Oggi il gioco è questo: sinistra e destra si accusano reciprocamente di fascismo, o di comunismo, mentre la sinistra richiede alla destra di dichiararsi antifascista. C'è un vero significato in tutto ciò?
Io feci già notare nel 1970 che quella tra antifascismo e fascismo era una polemica destinata più all'antipolitica che a un reale pericolo. Dissi: dovreste sbrigarvi a dare un contenuto serio a codesto vostro antifascismo, se volete che le giovani generazioni non siano indotte soltanto, come forse volete, ad una protesta di tipo cinese o ad un abbandono di tipo nichilistico o ad astrarsi completamente dalla vita politica italiana o ad allontanarsi del tutto dalla società politica italiana. E non è un sofisma, ma la verità: a concentrarsi soltanto sulla negazione della controparte, si finisce per diventare come lei. O a lasciar perdere. Quanti ormai vanno a votare, ai giorni vostri? Quanti credono alla politica?
Parliamo delle polemiche su TeleMeloni. Lei si oppose fortemente alla lottizzazione Rai.
Certo, era il 1975 quando feci notare in Parlamento che la storia degli accordi tra lo Stato e le radiocomunicazioni iniziò con la proroga di una norma fascista dal 1952 al 1972, secondo la convenzione, e dal 1972 al 1974-75, secondo ulteriori provvedimenti.
E come è continuata?
È continuata nel solito modo, cioè inserendo nella persistente logica di norme di un regime totalitario i comodi di un regime democratico. Ecco, il regime totalitario ha mantenuto, anche a questo riguardo, le sue strutture iniziali; per 22 anni una convenzione fascista è rimasta in piedi e ha regolato i rapporti delicatissimi fra lo Stato ed i mezzi di informazione radiotelevisivi. Però, in questo giaciglio, non si sono accomodati, evidentemente, i gerarchi del vecchio regime, bensì i gerarchi, i manutengoli, i clienti, i prosseneti del nuovo regime. Questa è la realtà! La lottizzazione è questa: la torta è rimasta lì, l’avete tenuta in frigorifero, e ogni tanto ne viene tirata fuori una fettina per aggiudicarla a questo o a quel cliente. Oggi è in mano del governo, come sempre fu.
L'ultima domanda sulle guerre in corso. Nato o no?

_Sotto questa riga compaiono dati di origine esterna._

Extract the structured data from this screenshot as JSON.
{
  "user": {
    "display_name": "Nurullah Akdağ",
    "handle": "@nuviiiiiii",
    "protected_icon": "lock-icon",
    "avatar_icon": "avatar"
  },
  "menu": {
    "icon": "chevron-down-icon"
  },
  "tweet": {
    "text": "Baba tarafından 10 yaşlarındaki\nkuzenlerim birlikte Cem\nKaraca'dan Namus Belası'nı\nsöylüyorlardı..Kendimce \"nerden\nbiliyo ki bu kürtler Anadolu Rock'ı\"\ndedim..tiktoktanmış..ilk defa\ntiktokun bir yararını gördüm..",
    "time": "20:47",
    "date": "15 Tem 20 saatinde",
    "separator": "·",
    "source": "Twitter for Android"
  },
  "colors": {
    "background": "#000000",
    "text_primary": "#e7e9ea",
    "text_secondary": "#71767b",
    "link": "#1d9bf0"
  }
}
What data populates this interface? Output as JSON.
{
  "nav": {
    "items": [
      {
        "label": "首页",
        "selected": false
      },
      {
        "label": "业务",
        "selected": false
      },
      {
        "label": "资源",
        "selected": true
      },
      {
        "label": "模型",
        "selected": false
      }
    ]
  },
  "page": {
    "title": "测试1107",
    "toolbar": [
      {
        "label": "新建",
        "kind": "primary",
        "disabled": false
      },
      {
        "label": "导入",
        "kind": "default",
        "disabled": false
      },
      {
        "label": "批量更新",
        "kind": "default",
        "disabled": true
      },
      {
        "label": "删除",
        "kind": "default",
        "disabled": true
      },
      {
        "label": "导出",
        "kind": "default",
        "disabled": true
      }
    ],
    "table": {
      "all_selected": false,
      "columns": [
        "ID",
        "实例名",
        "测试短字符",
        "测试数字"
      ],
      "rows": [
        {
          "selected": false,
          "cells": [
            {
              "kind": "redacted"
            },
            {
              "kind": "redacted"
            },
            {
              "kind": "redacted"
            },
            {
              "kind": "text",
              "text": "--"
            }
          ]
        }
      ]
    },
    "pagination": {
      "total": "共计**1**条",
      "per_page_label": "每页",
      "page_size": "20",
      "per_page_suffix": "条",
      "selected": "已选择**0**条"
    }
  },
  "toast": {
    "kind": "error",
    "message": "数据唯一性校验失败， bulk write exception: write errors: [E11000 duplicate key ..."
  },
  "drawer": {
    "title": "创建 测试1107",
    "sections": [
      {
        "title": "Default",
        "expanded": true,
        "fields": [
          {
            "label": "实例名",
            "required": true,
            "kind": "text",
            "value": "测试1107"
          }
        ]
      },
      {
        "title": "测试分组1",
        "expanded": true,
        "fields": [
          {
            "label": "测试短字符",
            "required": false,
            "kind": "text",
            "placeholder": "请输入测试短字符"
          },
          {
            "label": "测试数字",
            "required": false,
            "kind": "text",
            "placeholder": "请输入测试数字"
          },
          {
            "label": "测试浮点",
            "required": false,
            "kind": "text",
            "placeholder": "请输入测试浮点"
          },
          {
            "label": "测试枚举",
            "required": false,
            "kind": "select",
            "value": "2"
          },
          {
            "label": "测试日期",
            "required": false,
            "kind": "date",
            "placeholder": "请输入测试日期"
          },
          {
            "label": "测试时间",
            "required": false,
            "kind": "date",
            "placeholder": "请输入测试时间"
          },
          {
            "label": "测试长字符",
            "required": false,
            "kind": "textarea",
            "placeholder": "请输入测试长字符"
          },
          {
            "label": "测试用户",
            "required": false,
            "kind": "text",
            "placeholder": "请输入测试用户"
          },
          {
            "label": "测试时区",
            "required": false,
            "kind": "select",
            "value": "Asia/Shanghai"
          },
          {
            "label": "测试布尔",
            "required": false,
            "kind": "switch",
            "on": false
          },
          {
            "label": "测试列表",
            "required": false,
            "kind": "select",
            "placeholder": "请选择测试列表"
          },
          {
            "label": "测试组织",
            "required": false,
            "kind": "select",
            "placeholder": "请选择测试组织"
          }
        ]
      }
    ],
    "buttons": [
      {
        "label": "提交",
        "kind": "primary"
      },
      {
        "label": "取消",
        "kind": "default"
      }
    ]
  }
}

La ratifica del Patto Atlantico, da parte dell'Italia, fu come firmare un assegno in bianco. Nel 1949 chiesi la sospensione della discussione, in quanto il Patto non era nemmeno stato ratificato dagli Stati Uniti, che erano i creatori dello stesso. Un'assurdità, tanto che i nostri voti furono altrettanto assurdamente identici a quelli dei comunisti. Poi nel 1950 osservai un problema riguardante la sovranità del nostro Paese in un contesto sovranazionale. Nella mozione Nenni era già critto che l’esercito unico atlantico menomava la nostra sovranità nazionale. La nostra tesi fu che la menomazione, già in atto, della nostra sovranità nazionale non ci consentiva, sul piano politico e sul piano militare, una adeguata difesa dei diritti e della indipendenza del nostro paese. Oggi la situazione è ben più complicata, a livello europeo e internazionale, certo, e se quello che era il mio partito nel frattempo ha sposato l'atlantismo, rivendicando la sovranità, è perché la politica dev'essere adatta al tempo. L'ho sempre sostenuto, soprattutto di fronte agli avversari che in politica mi ricordavano il passato.